A Modified Split Hopkinson Pressure Bar Approach for Assessing the Effect of Oscillatory Stress Fluctuations on Rock Strength

Résumé du livre

Previous experimental work has demonstrated that stress and strain rates above a lithology specific threshold are a necessary condition for rock failure to occur by fragmentation. However, this assertion is difficult to reconcile with the occurrence of pulverized rocks at distances up to 100m from principal slip zones, as the forces required to overcome the fragmentation threshold occur only within several centimeters of the fault during the propagation of an earthquake rupture.
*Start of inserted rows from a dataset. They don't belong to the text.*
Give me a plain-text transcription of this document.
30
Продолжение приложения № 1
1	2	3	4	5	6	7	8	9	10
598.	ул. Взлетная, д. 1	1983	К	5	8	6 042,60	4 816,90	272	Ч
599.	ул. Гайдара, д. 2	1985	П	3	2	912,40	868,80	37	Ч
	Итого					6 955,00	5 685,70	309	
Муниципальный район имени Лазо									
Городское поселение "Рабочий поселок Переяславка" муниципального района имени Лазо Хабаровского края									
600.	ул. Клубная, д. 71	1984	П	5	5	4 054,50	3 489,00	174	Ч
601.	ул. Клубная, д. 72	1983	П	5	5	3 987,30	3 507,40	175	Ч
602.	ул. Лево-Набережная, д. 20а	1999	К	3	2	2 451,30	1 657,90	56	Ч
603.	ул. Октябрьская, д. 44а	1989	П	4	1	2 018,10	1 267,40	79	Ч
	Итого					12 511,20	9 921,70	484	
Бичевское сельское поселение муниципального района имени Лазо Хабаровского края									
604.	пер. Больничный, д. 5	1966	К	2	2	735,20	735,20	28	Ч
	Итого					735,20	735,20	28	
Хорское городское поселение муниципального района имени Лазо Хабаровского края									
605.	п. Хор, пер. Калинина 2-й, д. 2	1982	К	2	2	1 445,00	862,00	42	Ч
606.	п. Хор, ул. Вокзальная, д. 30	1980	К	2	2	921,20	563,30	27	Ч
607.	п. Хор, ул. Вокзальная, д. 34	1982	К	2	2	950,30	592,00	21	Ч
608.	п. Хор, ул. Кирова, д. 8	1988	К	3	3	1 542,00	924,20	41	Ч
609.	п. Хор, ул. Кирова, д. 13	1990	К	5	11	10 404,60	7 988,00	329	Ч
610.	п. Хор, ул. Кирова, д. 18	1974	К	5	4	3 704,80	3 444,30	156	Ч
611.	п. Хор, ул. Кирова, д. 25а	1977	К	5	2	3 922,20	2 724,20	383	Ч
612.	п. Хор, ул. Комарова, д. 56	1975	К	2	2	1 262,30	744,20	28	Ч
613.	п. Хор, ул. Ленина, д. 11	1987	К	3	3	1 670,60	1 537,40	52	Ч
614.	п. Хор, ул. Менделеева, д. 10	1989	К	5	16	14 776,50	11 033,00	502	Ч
Previous researchers have invoked the accumulation of damage over multiple slip events to explain this paradox and have demonstrated multiple loading events can reduce the fragmentation threshold by a factor of two, though the experimental support of this idea has been limited to highly idealized loading pulses. Similarly, microcrack accumulation due to the rapid stress oscillations that are more representative of an earthquake rupture event may also reduce the pulverization threshold. In this work, a previously described Split Hopkinson Pressure Bar approach in which two striker bars are connected in series by an elastic spring is implemented to better mimic the loading conditions of an earthquake event. A numerical model for predicting the resulting load path for a given experimental setup is also provided. Under these more realistic compressive loading events, the stress required to overcome the pulverization threshold of Westerly Granite can be reduced to ~200MPa from ~300MPa, obtained from traditional experiments. These results suggest that the idealized load path of traditional experimental approaches overestimates the real rock strength under complex oscillatory loading. While this reduction in material strength is not in itself sufficient to account for the larger observed extent of pulverized fault zone rocks, our analyses demonstrate that macroscopic brittle failure is a non-conservative process. Therefore, when simulating prototype processes, the actual load path specific to the event of interest should be honored for the experimental results to be scalable. These results have important implications for the development of fault damage zones during the seismic cycle and the developed method may also be applicable to other geological or engineering problems that involve rapid stress cycling, such as rock blasting, and projectile impact.